Ойкью оттолкнулась веслом, и лодка царапнула дном по песку и уткнулась носом в берег.
– Давай, вытаскивай её, – сказала она Варну. – Ты и так целый вечер бездельничал.
Мальчик нехотя вылез на берег и, схватившись за нос лодки, немного подтащил её на себя. Ойкью выпрыгнула следом, мягко приземлившись на мокрый песок, и принялась ему помогать.
– Главное – не встретиться по дороге с ховалой, – говорила она Варну, пока они поднимались по обрывистому склону над берегом. – Он ужасно жадный, такой, что у него целых двенадцать глаз, и все они горят ужасным светом. Он крадёт всё, на что только взглянет.
– Глупости, – фыркнул Варн. – Если бы этот ховала и правда был такой уж жадный, он уже давно украл бы весь лес. Наверное, он просто что-то ищет и не может найти…
Ойкью взглянула на него разочарованно.
– Это ведь только легенда, – сказала она мягко. – Почему ты не можешь просто сделать вид, что поверил и испугался? Мне было бы приятно…

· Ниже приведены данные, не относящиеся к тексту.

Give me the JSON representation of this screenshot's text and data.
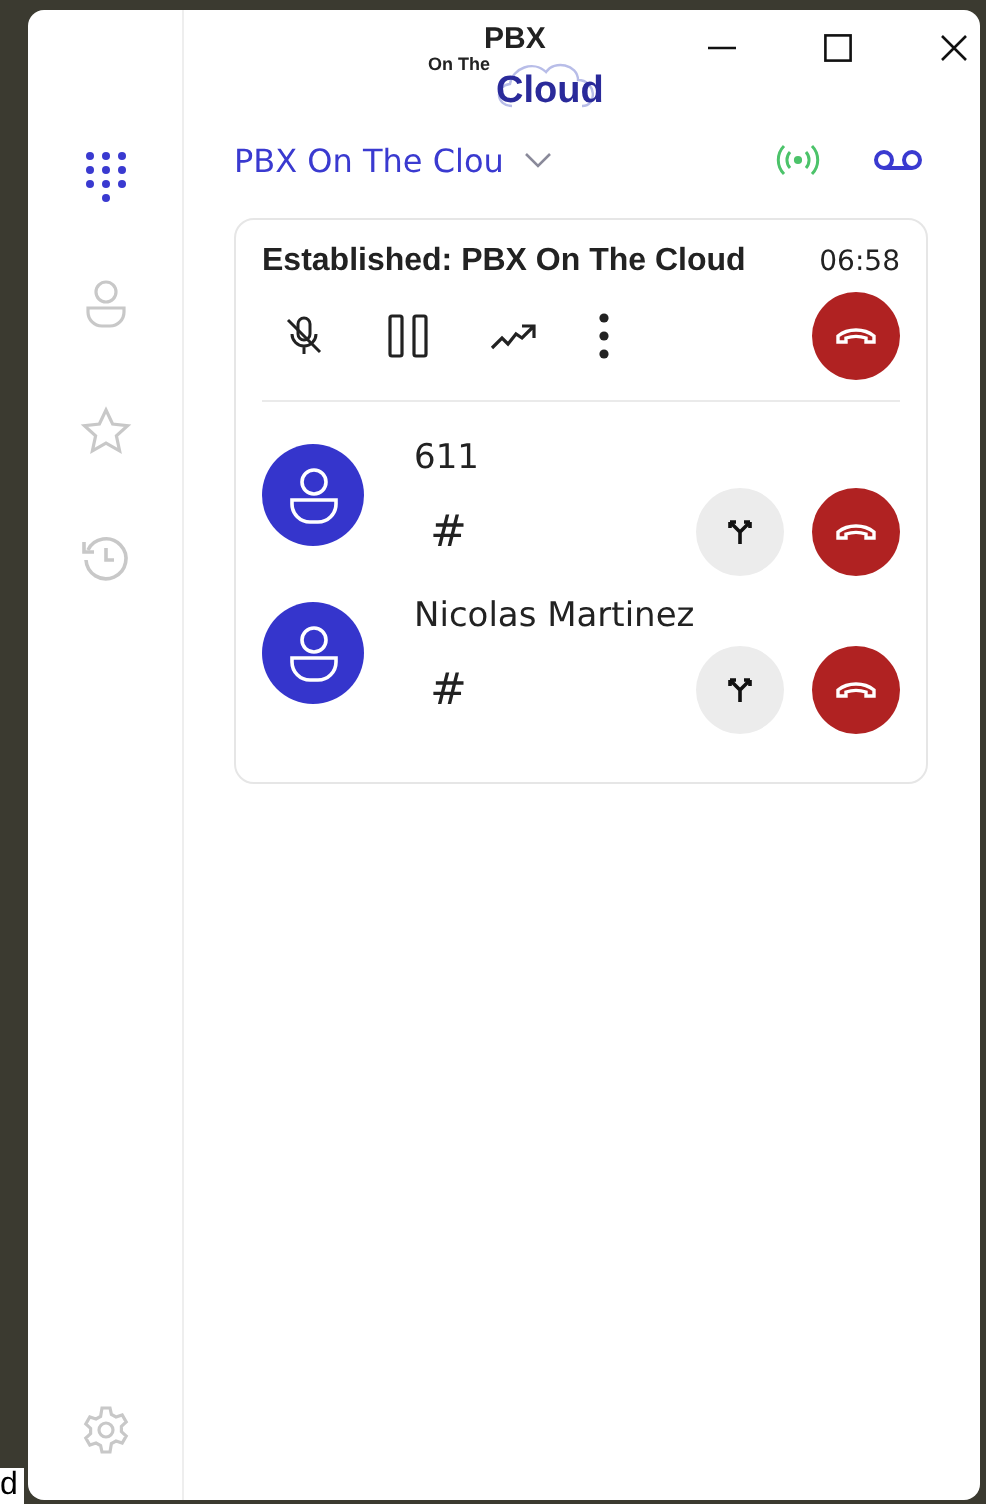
{
  "background_text": "d",
  "logo": {
    "line_1": "PBX",
    "line_2": "On The",
    "line_3": "Cloud"
  },
  "sidebar": {
    "items": [
      {
        "kind": "dialpad",
        "selected": true
      },
      {
        "kind": "contacts",
        "selected": false
      },
      {
        "kind": "favorites",
        "selected": false
      },
      {
        "kind": "history",
        "selected": false
      }
    ]
  },
  "account": {
    "name": "PBX On The Clou",
    "registered": true
  },
  "call": {
    "status": "Established: PBX On The Cloud",
    "duration": "06:58",
    "muted": true,
    "participants": [
      {
        "name": "611",
        "dialpad_label": "#"
      },
      {
        "name": "Nicolas Martinez",
        "dialpad_label": "#"
      }
    ]
  }
}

– Я жил в маленькой деревне, где все обсуждают всех, а мой отец умел становиться огненным колесом, – с некоторым оттенком гордости в голосе произнёс Варн. – Если б я верил всему, что мне говорят…
Ойкью подумала, что такие обстоятельства и правда не способствуют формированию доверчивости.
– Теперь – тише, – шепнула она Варну. – К костру надо идти тихо.
Он пожал печами и не стал ничего говорить. Он не знал, почему Ойкью так сказала.
К костру надо идти тихо, потому что иначе можно случайно привести чужих. Они прокрадутся за тобой по следу, проберутся на праздник и отравят огонь, и он сделается жгучим и злым и перестанет дарить свет и тепло. Ещё можно наткнуться на лешего, он запутает твои следы, и ты увидишь, что свет костра – это сияние заката над обрывом, в который вот-вот упадёшь. Или можно привести недовольного Духа Подземных вод, и он придёт и проглотит весь огонь из страха и зависти. Или – самое худшее – по твоему следу придёт старуха из Дома-с-огнями, и украдёт огонь, и запрёт его навечно в один из своих жутких черепов.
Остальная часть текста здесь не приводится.